The second dynamic created by the firesale concept is the underlying theme of “an analog cop in a digital world”. McLane’s an old hat, a white cop who wears his battles on his bloodied body. He continues to embody the characteristics of his 1980s/1990s persona. In many ways, McLane’s lost in this world, an outdated stereotype in a more sophisticated kind of action movie. The narrative interesting explores this side of the legacy and it actually makes John McLane the most dislikable character in the entire film. McLane comes off as arrogant, narrow-minded and uncooperative. He’s also clueless when it comes to dealing with the smarmy cyber terrorists and takes a brute force approach to taking them down. In a sense, he’s the butt of a joke which only the viewers are in on. I wouldn’t consider McLane a detriment to the movie (after all, it is his movie), because I think that his juxtaposition with the other characters says a great deal about social and cinematic changes in the over the past 20 years. Here are a handful of possible interpretations:
- The cultural maturing which has occurred since the original Die Hard movie. What use to make McLane cool is now interpreted as socially unacceptable and/or juvenile
- A change in the genre, whereby unrealistic action thickheads from the 1980s are no longer the standout features of these movies
- McLane represents the values of the past clashing with the realities of the future
- A change in cultural and gender sensitivity where McLane’s comments regarding Mai are seen as racist and misogynist
- McLane is a metaphor for fathers/older males who are out of touch with technology and possibly their children too
- On the flipside, Die Hard 4.0 is obviously commenting on our reliance on digital technology
The villains, a bunch of computer-hacking university graduates, are lead by the nefarious Thomas Gabriel, who in his role struggles to show villainy. Gabriel was formerly a programmer for the government who was fired from his position after finding a large security hole in the networking system and, typically for computer types, being pedantic about the issue to the point that he was sacked for his annoyance. Gabriel is therefore taking revenge the only way he knows how, by exploiting the security hole, in turn further proving his profound ability to annoy people in power. Timothy Olyphant is a little too young for his role and frankly an unappealing antagonist who seems to get angry at McLance just for anger’s sake.

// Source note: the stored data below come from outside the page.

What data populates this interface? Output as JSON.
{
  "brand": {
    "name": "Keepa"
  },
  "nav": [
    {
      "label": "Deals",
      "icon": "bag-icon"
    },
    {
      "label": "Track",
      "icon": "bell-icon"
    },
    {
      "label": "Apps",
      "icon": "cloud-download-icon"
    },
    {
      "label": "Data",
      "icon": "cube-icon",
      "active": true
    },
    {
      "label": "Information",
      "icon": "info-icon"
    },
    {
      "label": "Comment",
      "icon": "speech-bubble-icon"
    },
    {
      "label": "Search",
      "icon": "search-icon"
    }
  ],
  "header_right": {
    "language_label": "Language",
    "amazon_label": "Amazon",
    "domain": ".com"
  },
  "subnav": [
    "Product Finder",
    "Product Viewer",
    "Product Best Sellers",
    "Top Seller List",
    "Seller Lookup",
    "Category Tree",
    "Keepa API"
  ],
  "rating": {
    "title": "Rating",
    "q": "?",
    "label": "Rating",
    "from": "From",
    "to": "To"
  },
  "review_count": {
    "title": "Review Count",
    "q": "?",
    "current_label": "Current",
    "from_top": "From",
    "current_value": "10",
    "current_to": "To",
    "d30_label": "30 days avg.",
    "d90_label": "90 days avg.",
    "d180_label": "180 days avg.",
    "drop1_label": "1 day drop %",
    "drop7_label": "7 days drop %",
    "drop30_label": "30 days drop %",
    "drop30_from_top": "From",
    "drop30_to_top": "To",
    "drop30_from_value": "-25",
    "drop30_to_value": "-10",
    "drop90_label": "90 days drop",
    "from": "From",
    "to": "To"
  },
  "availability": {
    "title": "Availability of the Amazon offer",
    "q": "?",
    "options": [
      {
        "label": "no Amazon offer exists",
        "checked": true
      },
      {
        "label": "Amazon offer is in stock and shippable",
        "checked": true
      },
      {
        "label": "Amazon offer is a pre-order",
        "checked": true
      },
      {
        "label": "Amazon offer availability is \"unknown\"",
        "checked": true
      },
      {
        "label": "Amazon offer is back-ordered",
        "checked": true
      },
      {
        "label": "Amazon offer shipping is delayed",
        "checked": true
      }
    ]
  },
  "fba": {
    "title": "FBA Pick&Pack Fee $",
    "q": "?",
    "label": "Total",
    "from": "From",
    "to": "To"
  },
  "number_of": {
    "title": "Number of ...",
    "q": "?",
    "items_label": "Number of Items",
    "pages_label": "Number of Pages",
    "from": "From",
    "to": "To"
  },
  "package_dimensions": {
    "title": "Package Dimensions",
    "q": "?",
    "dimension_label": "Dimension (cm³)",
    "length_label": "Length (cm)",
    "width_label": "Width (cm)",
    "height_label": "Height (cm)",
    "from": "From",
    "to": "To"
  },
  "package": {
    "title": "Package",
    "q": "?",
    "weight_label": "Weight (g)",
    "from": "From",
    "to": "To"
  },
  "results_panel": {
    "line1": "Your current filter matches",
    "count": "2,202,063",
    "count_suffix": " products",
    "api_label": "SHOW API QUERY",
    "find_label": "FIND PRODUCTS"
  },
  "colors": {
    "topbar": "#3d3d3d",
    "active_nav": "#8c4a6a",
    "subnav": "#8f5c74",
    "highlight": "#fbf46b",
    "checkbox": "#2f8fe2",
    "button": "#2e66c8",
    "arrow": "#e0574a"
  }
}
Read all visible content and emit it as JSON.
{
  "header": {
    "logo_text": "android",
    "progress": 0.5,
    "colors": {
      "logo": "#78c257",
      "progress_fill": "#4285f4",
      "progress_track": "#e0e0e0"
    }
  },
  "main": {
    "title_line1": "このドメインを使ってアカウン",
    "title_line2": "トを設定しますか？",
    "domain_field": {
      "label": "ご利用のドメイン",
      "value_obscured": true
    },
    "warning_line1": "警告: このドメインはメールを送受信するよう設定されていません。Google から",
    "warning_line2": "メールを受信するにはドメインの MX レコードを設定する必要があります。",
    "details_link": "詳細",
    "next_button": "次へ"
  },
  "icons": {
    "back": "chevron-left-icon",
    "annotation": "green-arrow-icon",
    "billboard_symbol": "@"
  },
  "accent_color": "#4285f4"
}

There’s a whole bunch of essential information which the movie tries to make a point of (McLane’s wizz kid, side kick) which I haven’t mentioned because it’s obvious and laboured. Otherwise, Die Hard 4.0 is a good installment of the Die Hard series which I can’t bear to like for its failure to pull original action sequences from a premise which could offer many, McLane’s role as an awkward fit and the generous use of computer graphics in that one particular scene.